I dont know about the Incas, but the Mexica putting gold on someone's mouth would've been... rude to say the least considering in nahuatl "gold" or "teokuitlatl" literally translates as something like "divine shit".
As for the claims about the spaniards being centaurs (a concept that doesnt really exist in Mesoamerican mythology) these seem to come from the same place as other myths about the conquest like the Mexica believing that the spaniards were gods or that they sacrificed "thousands of people in a single day", namely spaniard chronists writting after the fact and trying to shine the spaniards in a better light and the natives they just conquered as savages, a convenient excuse often used by colonizers of the time to justify their actions.
So far as I know there arent any records of the Mexica themselves (unless the spaniards had psychics with them, which I doubt) thinking the spaniards were some kind of animal-human hybrids, in their surviving records they often just refer to horses as "masatl" or "deer", for example this bit in Alvarado Tezozomoc's Mexicayotl, Chapter 109, - a Mexica noble recounting their first meeting with the spaniards (which allegedly he was there to witness or at the very least suposedely knew first account witnesses of)- notes of a report that was received by Moctezuma II:
Another day came Don Fernando Cortes to make landfall with a lot of other spaniards: they began unloading their horses and artillery in Chalchiuihcueehcan, that is today the city of Veracruz, but since it was Holy Friday...

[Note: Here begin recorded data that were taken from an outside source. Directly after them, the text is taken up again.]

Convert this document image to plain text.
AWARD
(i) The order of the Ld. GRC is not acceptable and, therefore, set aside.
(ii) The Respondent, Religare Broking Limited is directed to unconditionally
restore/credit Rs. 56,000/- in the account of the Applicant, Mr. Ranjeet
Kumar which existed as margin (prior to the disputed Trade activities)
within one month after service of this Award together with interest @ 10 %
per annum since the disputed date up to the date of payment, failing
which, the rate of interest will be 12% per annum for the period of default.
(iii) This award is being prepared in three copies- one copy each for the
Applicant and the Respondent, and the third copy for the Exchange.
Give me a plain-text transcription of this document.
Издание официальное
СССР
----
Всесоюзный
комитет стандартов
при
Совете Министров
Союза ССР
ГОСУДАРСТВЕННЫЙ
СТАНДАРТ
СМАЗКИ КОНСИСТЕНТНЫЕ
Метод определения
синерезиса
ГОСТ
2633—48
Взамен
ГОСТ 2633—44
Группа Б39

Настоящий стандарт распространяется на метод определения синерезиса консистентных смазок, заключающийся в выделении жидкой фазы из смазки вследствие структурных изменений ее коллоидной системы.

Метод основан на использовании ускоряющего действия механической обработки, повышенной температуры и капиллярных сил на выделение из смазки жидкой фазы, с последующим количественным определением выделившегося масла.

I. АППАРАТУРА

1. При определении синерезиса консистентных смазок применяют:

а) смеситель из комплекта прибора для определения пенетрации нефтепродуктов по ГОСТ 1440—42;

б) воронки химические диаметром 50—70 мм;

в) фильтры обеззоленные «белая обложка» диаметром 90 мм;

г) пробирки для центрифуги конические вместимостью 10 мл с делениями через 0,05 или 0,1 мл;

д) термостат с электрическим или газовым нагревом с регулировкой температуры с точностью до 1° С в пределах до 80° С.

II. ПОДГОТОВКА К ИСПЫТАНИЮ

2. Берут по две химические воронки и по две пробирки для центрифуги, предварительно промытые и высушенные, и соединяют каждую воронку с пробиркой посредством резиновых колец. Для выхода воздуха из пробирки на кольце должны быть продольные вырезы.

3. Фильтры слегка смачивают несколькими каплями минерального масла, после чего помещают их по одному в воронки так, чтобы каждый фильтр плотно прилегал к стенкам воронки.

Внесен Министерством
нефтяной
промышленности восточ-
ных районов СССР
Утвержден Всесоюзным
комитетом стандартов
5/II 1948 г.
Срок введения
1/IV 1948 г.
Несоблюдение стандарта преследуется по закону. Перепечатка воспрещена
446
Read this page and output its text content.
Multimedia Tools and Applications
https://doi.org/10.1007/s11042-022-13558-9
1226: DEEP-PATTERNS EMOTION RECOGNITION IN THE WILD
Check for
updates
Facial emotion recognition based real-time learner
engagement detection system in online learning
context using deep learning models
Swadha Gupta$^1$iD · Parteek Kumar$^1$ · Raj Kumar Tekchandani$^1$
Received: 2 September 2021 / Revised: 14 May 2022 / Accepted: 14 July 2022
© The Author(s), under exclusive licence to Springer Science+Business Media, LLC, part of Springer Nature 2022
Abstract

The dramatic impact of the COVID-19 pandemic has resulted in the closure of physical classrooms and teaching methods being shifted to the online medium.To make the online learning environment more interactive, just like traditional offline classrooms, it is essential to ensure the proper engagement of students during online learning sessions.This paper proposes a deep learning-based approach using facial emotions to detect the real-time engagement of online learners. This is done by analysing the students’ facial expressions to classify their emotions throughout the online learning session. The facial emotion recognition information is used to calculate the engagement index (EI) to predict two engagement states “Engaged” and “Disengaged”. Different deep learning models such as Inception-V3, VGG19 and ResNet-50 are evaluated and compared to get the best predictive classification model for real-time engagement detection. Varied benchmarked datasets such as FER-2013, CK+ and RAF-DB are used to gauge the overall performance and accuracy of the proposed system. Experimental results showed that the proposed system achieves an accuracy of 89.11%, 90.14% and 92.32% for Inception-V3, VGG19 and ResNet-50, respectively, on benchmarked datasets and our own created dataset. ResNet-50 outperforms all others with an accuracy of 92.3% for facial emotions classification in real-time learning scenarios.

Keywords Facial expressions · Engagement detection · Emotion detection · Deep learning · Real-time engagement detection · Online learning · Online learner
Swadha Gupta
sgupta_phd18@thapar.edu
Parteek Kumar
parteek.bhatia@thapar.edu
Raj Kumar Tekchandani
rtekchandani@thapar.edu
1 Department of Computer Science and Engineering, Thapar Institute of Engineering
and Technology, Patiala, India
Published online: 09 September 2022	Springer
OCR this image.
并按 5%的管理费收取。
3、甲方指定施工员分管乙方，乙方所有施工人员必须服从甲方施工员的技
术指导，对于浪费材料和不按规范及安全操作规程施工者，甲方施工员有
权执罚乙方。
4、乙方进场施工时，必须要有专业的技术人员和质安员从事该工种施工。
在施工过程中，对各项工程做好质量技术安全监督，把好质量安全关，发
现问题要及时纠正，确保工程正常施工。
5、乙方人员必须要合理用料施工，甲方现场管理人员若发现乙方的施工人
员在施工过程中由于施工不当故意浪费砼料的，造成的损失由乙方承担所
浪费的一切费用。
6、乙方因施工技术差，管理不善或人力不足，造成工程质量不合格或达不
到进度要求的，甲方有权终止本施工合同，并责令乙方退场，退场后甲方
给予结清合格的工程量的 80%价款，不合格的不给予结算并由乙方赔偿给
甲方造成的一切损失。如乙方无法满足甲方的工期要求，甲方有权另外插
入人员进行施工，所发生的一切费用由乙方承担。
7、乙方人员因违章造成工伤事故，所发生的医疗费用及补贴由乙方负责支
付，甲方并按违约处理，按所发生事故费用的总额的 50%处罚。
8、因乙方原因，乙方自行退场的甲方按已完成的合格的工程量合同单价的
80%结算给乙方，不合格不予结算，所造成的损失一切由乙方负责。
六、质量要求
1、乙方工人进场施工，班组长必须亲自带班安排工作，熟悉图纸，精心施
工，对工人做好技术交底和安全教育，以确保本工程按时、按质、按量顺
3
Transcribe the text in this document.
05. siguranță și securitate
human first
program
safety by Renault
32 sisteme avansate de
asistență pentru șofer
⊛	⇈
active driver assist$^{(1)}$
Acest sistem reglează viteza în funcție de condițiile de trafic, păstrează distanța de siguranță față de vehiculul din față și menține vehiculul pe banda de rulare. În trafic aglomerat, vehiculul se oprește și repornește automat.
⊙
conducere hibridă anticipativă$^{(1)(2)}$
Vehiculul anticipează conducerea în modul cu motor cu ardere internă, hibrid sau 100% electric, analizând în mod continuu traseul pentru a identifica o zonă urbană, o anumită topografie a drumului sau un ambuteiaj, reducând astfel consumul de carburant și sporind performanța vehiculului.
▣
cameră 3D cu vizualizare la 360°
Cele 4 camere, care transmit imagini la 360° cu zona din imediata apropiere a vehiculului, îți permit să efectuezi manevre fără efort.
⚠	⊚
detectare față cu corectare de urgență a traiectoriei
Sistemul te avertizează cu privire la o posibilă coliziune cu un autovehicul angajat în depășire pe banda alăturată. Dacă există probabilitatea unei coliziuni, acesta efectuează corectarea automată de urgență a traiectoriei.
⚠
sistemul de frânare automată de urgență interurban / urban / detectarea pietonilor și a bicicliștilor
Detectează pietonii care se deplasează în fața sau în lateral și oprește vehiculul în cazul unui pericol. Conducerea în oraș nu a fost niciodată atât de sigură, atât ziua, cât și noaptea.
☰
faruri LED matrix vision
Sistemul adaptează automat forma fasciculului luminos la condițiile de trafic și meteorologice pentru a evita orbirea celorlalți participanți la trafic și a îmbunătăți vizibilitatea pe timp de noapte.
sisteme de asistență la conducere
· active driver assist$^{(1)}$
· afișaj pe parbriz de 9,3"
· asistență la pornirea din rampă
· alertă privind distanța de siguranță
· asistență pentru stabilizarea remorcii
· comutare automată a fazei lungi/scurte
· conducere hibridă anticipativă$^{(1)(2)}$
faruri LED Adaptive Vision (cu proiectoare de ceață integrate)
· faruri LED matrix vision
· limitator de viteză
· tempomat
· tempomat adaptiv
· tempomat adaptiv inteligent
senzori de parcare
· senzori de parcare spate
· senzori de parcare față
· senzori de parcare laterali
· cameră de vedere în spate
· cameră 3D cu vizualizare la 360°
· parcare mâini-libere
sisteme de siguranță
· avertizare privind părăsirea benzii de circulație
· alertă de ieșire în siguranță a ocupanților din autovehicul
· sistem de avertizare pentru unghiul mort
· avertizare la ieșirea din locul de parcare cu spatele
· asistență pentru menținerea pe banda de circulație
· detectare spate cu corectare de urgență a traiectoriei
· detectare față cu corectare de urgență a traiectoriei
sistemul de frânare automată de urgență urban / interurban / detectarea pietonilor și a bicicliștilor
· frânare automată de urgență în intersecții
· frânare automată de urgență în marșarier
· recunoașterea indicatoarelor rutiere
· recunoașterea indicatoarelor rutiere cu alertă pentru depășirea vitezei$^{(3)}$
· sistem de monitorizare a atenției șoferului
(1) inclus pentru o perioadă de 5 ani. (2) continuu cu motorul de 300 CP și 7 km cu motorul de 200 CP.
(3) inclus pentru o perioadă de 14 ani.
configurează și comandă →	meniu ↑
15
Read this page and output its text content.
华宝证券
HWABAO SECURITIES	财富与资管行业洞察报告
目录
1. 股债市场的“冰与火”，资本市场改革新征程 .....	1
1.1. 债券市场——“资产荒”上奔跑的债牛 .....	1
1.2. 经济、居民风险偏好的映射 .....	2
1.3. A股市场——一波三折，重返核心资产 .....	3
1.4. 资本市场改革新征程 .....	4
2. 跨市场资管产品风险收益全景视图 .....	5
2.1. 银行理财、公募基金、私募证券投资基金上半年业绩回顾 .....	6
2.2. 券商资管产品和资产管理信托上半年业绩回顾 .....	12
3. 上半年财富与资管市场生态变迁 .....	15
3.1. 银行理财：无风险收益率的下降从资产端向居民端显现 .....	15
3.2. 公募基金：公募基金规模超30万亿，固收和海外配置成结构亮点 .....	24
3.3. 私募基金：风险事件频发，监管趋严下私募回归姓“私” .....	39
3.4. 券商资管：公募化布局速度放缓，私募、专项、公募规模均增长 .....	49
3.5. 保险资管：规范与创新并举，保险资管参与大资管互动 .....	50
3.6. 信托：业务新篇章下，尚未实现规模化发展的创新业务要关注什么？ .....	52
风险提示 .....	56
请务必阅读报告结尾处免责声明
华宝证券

There are also plenty of examples of native americans not being particularly disturbed by the spaniard horses themselves (rather by their tactical use) when fighting them, for example this early account in Cortez's own Second Relation Letter while on his way to Tlaxcala, and before he arrived in Tenochtilan he says:
and then they came together and began stabbing us and letting the others know we were in a valley, they fought with us in such a way that they killed 2 horses and injured another 3 and 2 on horseback
In fact many of Cortez's accounts make note of different tactics the Mexican and their allies developed to fight against horse ridders (though this one in particular is not about them), including the use of ropes, nets terrain, ambushes, etc... in none of those do the Mexican seem to give any particular supernatural property to the horses.
This seems to extend to most other peoples in America, the Pueblo inhabitants werent particularly awed with supernatural fear at horses when the Pueblo Revolt exploded, nor have I read anywere of them being particularly scared of them when they sold horses to other North American tribes following the success of the revolt and helping to give raise to the stereotypical mounted indian image.